14 junio 2008

Versículo primero.


-¡El fin está cerca, hombres!: ¡arrepentíos! Lenguas de fuego han de corroernos los cuerpos, mares de sangre azotarán la tierra, el viento arrasará hasta el último cimiento de los edificios más altos. ¡Arrepentíos!

El anunciador profesional del fin del mundo terminó la arenga de las once cuarenta y cinco, se sacudió el polvo del viejo abrigo café y fue caminando hasta el bebedero del parque de las armas. Era una mañana clara y de una luz meridional, a cuya fuerza se rendían en concierto árboles, calles, estatuas y palomas. Del poniente soplaba un aire fresco que mecía muy levemente, en un vaivén casi simétrico, los flamboyanes aledaños.

El agua del bebedero, fresca hasta la frontera de lo frío, le hizo pensar sin remedio que aquel era el último marzo perfecto de los pocos años que le quedaban por vivir. Era viejo. No tan cronológicamente viejo como decrépito. Desgastado. Treintaidós años fumándose con disciplina religiosa dos cajetillas de cigarros bravos, bebiendo media botella, nunca más, de ron de caña, comiendo una vez y media al día, siempre frío y con manteca, le habían regalado esos diez, quizá quince años de más. Qué fresca estaba el agua, dios mío, qué marzo tan marzo.

En el bolsillo izquierdo del abrigo sobrevivía la mitad de un bolillo desmenuzado, cuyo migajón blanquecino conservaba una extraña suavidad. El anunciador profesional del fin del mundo se desvistió el letrero de trabajo, se sentó en la banca de hierro que miraba a la fuente y con una lenta parsimonia comenzó a arrojarles migajas a los palomos. En un momento la silueta triste del hombre se rodeó de docenas de pequeñas sombras aladas, a las que el sol imprimía unos azules laminados y unos marrones líquidos. Picoteaban sin mucho entusiasmo, pero con un ritmo constante que hacía necesario evocar un mecanismo de relojería. Leves gorjeos, agitar de las alas, quizá algún cucurruteo desperdigado, llegaban a los oídos y semejaban una conversación de mercado con palomos sustituyendo a las marchantes matutinas.

El reloj de palacio dio las doce cuando las últimas migajas desaparecían en la banqueta y la mayoría de los palomos se alejaba planeando hacia las torres de la catedral. Alguno, optimista de esos que nunca faltan, se quedaba por ahí, esperando que la generosidad del hombre diera para más que medio bolillo. Pero la esperanza de un palomo no es moneda que dure. En menos de tres minutos el anunciador profesional del fin del mundo estaba solo. Dio con la vista un giro panicular, escrutando con una atención de microbiólogo los pequeños órdenes del ritual urbano del mediodía. En las cuatro intersecciones que rodeaban el parque se hallaban detenidos cientos de coches, esperando la luz verde de los semáforos. Los cuatro letreros del cruce peatonal estaban encendidos, concediéndole el paso a las muchas docenas de peatones que aprovechaban para cruzar, unos con calma y otros con una prisa más que evidente, la gran cebra amarilla sobre el asfalto.

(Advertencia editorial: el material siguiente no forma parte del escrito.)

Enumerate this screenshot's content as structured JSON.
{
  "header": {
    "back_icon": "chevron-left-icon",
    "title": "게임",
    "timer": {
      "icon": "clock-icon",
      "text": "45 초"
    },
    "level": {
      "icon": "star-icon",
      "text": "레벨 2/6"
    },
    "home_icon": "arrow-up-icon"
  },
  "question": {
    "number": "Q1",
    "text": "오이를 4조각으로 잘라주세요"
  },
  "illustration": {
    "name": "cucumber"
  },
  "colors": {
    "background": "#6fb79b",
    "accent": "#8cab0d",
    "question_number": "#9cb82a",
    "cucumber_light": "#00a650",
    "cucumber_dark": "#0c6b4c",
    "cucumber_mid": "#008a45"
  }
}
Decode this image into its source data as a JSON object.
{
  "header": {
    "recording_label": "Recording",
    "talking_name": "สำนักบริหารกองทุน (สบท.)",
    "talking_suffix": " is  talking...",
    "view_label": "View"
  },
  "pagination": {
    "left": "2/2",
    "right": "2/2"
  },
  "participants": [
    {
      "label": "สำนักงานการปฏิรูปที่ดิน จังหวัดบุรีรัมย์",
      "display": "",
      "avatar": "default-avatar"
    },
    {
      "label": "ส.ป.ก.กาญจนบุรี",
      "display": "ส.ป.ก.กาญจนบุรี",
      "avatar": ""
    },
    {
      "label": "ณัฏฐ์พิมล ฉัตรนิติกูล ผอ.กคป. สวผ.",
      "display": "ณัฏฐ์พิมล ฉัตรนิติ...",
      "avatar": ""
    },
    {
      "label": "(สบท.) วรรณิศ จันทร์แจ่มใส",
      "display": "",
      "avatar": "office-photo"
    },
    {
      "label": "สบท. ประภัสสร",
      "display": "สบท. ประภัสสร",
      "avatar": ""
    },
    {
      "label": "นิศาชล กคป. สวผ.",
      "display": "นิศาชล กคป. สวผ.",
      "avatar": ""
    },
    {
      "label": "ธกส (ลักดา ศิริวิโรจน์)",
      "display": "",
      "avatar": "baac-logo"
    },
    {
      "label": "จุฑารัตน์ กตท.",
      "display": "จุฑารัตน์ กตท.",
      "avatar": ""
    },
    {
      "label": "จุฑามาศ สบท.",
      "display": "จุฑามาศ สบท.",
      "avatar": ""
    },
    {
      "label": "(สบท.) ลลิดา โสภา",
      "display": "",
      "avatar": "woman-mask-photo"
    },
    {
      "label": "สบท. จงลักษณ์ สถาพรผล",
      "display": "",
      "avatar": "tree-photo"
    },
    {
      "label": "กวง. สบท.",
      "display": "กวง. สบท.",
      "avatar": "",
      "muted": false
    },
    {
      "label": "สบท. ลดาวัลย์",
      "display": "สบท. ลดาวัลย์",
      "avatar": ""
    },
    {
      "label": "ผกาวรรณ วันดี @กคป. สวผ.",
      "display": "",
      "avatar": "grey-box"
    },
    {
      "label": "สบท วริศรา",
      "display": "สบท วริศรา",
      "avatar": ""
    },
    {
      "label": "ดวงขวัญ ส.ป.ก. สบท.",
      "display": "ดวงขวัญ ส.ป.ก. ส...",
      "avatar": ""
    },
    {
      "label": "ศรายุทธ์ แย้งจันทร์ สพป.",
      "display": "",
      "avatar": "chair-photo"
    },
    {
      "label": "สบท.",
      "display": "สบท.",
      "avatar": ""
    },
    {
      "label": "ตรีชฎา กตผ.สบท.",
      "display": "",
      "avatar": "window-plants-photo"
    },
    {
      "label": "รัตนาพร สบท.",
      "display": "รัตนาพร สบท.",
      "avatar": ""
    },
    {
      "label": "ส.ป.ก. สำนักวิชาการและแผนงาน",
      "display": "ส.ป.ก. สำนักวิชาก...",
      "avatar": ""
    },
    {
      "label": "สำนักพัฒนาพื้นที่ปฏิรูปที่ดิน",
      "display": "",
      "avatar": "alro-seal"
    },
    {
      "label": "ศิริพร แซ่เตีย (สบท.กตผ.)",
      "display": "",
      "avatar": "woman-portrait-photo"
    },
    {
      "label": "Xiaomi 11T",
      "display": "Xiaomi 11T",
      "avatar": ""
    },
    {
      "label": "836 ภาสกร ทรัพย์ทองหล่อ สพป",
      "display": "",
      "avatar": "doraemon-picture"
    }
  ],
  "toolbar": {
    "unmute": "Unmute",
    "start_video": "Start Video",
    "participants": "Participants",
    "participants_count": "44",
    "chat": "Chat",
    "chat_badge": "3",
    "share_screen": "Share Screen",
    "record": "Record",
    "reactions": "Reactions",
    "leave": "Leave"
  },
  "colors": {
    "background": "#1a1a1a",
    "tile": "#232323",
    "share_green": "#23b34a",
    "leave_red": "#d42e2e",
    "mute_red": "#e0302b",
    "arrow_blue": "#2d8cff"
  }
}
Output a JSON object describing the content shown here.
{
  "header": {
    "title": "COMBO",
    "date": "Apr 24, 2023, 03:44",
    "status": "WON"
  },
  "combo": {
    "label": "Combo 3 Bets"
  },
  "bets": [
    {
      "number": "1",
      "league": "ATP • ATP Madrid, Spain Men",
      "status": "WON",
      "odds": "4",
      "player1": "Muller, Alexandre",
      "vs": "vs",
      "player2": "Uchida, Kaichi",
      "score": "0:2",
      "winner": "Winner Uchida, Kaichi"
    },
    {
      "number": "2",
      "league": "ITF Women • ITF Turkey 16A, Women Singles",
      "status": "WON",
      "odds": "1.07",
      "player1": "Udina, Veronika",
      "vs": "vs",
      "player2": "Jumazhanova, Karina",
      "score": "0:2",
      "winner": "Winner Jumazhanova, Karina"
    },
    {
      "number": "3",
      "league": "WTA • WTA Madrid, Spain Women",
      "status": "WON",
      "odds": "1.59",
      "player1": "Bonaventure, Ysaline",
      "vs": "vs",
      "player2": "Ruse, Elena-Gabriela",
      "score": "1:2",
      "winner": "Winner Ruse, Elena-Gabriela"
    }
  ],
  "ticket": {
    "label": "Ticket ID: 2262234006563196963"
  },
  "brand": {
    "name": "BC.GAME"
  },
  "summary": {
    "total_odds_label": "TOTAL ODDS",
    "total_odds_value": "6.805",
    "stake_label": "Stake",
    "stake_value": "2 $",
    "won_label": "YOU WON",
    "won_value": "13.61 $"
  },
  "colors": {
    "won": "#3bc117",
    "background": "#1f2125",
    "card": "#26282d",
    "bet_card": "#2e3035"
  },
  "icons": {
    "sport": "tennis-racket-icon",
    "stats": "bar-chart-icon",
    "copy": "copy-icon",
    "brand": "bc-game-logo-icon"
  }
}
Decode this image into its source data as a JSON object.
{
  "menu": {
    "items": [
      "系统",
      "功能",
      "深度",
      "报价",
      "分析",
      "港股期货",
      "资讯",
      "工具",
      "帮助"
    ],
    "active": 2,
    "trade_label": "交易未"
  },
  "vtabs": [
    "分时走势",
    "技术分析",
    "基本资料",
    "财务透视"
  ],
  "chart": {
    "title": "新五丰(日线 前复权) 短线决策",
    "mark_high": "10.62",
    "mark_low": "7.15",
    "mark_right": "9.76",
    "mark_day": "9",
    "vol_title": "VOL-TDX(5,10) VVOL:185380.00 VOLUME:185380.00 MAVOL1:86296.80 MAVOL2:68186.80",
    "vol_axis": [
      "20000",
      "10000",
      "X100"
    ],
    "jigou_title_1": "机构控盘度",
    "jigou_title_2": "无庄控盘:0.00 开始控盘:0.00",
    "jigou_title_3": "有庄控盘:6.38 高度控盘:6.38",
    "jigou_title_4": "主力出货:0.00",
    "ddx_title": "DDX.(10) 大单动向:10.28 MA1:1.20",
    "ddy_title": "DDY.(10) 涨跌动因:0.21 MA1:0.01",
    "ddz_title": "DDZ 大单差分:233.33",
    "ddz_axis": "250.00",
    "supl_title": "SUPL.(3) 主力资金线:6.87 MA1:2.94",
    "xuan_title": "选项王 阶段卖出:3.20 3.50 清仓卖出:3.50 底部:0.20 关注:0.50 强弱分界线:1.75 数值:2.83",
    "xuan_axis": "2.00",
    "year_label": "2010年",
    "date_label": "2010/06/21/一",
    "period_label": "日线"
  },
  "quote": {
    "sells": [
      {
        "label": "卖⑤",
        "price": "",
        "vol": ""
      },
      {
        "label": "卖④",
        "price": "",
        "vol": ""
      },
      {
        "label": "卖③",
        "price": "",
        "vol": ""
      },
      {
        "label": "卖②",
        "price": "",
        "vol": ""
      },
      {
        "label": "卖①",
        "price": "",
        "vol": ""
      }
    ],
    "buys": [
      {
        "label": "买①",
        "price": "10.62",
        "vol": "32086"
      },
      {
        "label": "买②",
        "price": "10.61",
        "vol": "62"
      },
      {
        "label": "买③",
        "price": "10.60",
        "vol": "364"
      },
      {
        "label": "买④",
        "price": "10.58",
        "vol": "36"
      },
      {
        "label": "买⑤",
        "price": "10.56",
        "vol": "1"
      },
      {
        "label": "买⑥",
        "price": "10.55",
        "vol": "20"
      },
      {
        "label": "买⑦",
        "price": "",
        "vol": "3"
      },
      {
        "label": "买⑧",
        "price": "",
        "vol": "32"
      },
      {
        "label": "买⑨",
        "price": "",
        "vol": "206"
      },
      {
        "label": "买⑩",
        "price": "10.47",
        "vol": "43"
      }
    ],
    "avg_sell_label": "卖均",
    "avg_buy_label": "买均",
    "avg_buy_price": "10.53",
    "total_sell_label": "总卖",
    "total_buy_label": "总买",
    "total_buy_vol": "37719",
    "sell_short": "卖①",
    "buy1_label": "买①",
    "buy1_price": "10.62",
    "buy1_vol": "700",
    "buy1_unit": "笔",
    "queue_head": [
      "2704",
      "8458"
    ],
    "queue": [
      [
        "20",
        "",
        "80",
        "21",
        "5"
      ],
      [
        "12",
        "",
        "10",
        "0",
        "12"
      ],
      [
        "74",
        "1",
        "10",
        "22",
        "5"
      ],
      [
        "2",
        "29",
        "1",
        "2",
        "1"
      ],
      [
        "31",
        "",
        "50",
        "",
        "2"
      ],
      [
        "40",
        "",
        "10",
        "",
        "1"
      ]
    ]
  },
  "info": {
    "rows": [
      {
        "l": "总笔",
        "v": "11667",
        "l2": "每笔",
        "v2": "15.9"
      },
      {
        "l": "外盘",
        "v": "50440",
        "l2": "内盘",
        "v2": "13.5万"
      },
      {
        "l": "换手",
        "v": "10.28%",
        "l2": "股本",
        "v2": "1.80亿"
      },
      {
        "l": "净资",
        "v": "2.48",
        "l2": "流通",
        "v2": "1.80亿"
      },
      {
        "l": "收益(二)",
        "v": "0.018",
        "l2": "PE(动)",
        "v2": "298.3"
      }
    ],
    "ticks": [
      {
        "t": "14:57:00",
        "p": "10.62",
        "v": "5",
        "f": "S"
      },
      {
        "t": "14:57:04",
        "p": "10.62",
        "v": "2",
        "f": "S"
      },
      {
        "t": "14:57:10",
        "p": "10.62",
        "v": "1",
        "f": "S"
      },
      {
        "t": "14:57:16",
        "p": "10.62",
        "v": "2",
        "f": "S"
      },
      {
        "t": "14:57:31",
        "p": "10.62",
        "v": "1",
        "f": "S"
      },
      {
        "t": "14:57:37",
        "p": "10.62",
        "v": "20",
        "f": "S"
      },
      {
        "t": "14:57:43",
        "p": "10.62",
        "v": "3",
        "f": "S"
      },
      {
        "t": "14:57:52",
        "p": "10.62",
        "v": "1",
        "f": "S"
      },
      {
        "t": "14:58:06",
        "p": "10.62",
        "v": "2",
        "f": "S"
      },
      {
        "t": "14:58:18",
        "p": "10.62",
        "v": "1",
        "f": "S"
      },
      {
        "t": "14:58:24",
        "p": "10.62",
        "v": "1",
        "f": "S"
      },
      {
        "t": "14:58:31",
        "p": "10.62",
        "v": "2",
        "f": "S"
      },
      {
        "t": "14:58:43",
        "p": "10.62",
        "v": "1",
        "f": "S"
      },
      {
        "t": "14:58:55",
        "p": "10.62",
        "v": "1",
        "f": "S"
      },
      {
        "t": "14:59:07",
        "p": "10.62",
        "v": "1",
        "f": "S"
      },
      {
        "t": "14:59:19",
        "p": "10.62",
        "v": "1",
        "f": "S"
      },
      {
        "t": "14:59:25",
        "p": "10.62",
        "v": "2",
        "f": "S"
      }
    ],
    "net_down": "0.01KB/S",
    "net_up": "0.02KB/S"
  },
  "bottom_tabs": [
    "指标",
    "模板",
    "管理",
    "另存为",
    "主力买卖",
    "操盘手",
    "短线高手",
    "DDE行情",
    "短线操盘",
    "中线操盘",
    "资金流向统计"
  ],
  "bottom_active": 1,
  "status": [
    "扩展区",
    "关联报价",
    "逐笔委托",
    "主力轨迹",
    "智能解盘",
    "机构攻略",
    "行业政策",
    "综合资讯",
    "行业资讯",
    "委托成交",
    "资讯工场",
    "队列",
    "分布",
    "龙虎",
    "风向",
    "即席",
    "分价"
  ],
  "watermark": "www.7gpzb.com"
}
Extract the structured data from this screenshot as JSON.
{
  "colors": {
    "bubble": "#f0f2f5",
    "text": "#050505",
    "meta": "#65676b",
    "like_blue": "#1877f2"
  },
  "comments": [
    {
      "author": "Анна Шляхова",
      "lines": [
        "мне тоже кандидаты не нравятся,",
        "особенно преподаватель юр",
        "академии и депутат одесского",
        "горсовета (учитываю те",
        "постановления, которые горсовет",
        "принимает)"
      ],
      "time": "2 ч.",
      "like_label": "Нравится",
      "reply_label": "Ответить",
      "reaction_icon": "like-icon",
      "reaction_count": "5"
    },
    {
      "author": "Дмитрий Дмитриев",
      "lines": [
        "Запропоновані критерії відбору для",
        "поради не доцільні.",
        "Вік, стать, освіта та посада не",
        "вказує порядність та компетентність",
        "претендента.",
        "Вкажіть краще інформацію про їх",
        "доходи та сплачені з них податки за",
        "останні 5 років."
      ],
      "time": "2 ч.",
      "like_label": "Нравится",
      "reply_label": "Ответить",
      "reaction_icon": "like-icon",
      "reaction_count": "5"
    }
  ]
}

Eran las doce con ocho minutos. El anunciador profesional del fin del mundo no pudo evitar lamentarse un poco de que faltaran todavía siete minutos para la arenga de las doce y cuarto y de tener que desaprovechar aquella espontánea estampida de oyentes. Sin embargo el trabajo era el trabajo y el descanso el descanso, así que cerró los ojos y buscando un silencio interno cada vez menos sencillo, esperó.